Aventurine

    Aventurine

    ♤⊹˖ | Ice cubes

    Aventurine
    c.ai

    The heavy door of the penthouse suite clicked shut behind you, sealing you in a world of silent, opulent pressure. The air was chilled, smelling of expensive aftershave and the sterile cleanliness that only obscene wealth can buy. And there he was, haloed by the floor-to-ceiling windows overlooking a glittering, indifferent city. Aventurine didn’t need to turn to know you’d arrived; his presence seemed to absorb the very sound of your entrance.

    “You’ve made up your mind about the deal.”

    His voice was a smooth, cold stone dropped into the quiet of the room, its chill seeping into your bones. It wasn’t a question. It was a verdict. He finally turned, the motion languid and utterly controlled, his eyes—the colour of a frozen-over lake—sweeping over you with detached appraisal. You forced your feet to carry you forward, your heels sinking into the plush carpet, each step feeling like a surrender. You stopped a careful distance away, a gulf of polished floor between you.

    He held your gaze for a long, unnerving moment before settling into a high-backed chair as if it were a throne. With a quiet, definitive clink, he placed a crystal bowl on the glass table between you. It was filled to the brim with perfect, clear ice cubes.

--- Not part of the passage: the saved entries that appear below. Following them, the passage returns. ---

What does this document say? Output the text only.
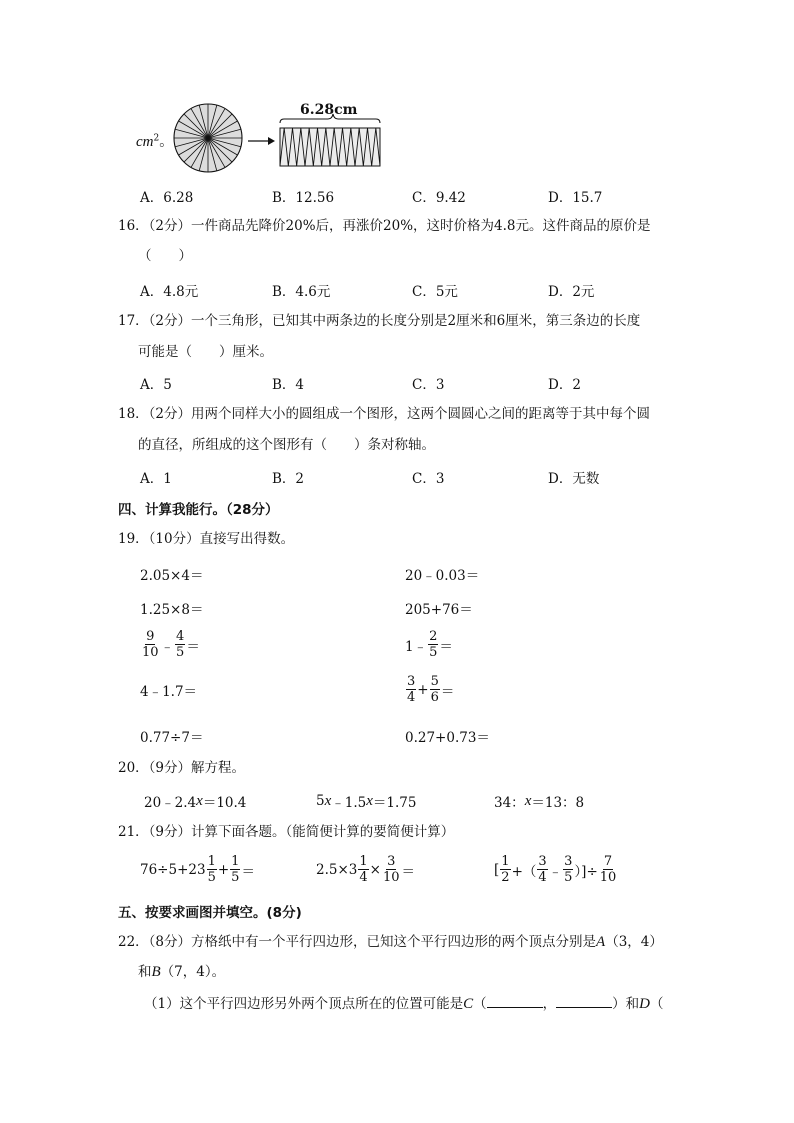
$cm^2$。
6.28cm
A．6.28	B．12.56	C．9.42	D．15.7
16．（2分）一件商品先降价20%后，再涨价20%，这时价格为4.8元。这件商品的原价是
（　　）
A．4.8元	B．4.6元	C．5元	D．2元
17．（2分）一个三角形，已知其中两条边的长度分别是2厘米和6厘米，第三条边的长度
可能是（　　）厘米。
A．5	B．4	C．3	D．2
18．（2分）用两个同样大小的圆组成一个图形，这两个圆圆心之间的距离等于其中每个圆
的直径，所组成的这个图形有（　　）条对称轴。
A．1	B．2	C．3	D．无数
四、计算我能行。（28分）
19．（10分）直接写出得数。
2.05×4＝	20﹣0.03＝
1.25×8＝	205+76＝
$\frac{9}{10}$ ﹣ $\frac{4}{5}$ ＝	1﹣ $\frac{2}{5}$ ＝
4﹣1.7＝	$\frac{3}{4} + \frac{5}{6}$ ＝
0.77÷7＝	0.27+0.73＝
20．（9分）解方程。
20﹣2.4 x ＝10.4	5 x ﹣1.5 x ＝1.75	34： x ＝13：8
21．（9分）计算下面各题。（能简便计算的要简便计算）
$76\div 5+23 \frac{1}{5} + \frac{1}{5}$ ＝	$2.5\times 3 \frac{1}{4} \times \frac{3}{10}$ ＝	[ $\frac{1}{2}$ +（ $\frac{3}{4}$ ﹣ $\frac{3}{5}$ ）]÷ $\frac{7}{10}$
五、按要求画图并填空。(8分)
22．（8分）方格纸中有一个平行四边形，已知这个平行四边形的两个顶点分别是A（3，4）
和B（7，4）。
（1）这个平行四边形另外两个顶点所在的位置可能是C（	，	）和D（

    A slow, razor-edged grin cut across his features, a flash of stark white in the room’s muted tones. He pointed a perfectly manicured finger at you, then gestured casually to the bowl.

    “Each ice cube that can be inserted”, he said, his tone conversational, as if discussing the weather and not the ruination of your dignity, “is worth a million.”

    The words hung in the air, obscene and absolute. Your breath hitched, caught in a throat gone tight with a mixture of raw shame and desperate need. The city’s lights twinkled mockingly behind him, a constellation of other people’s normal lives. The cold from the bowl seemed to radiate outward, kissing your skin with its promise of a very specific, humiliating pain. Your eyes dropped from his merciless smile to the glistening cubes, your mind already, traitorously, counting. A million. Another million. The number that could save you, measured out in frozen, unforgiving increments. Your hands, hidden at your sides, clenched into fists so tight your nails bit half-moons into your palms. The silence stretched, thick and heavy, broken only by the faint, ticking chime of ice settling in the bowl. He simply watched, waiting for you to make the first move, his cold gaze already counting his winnings.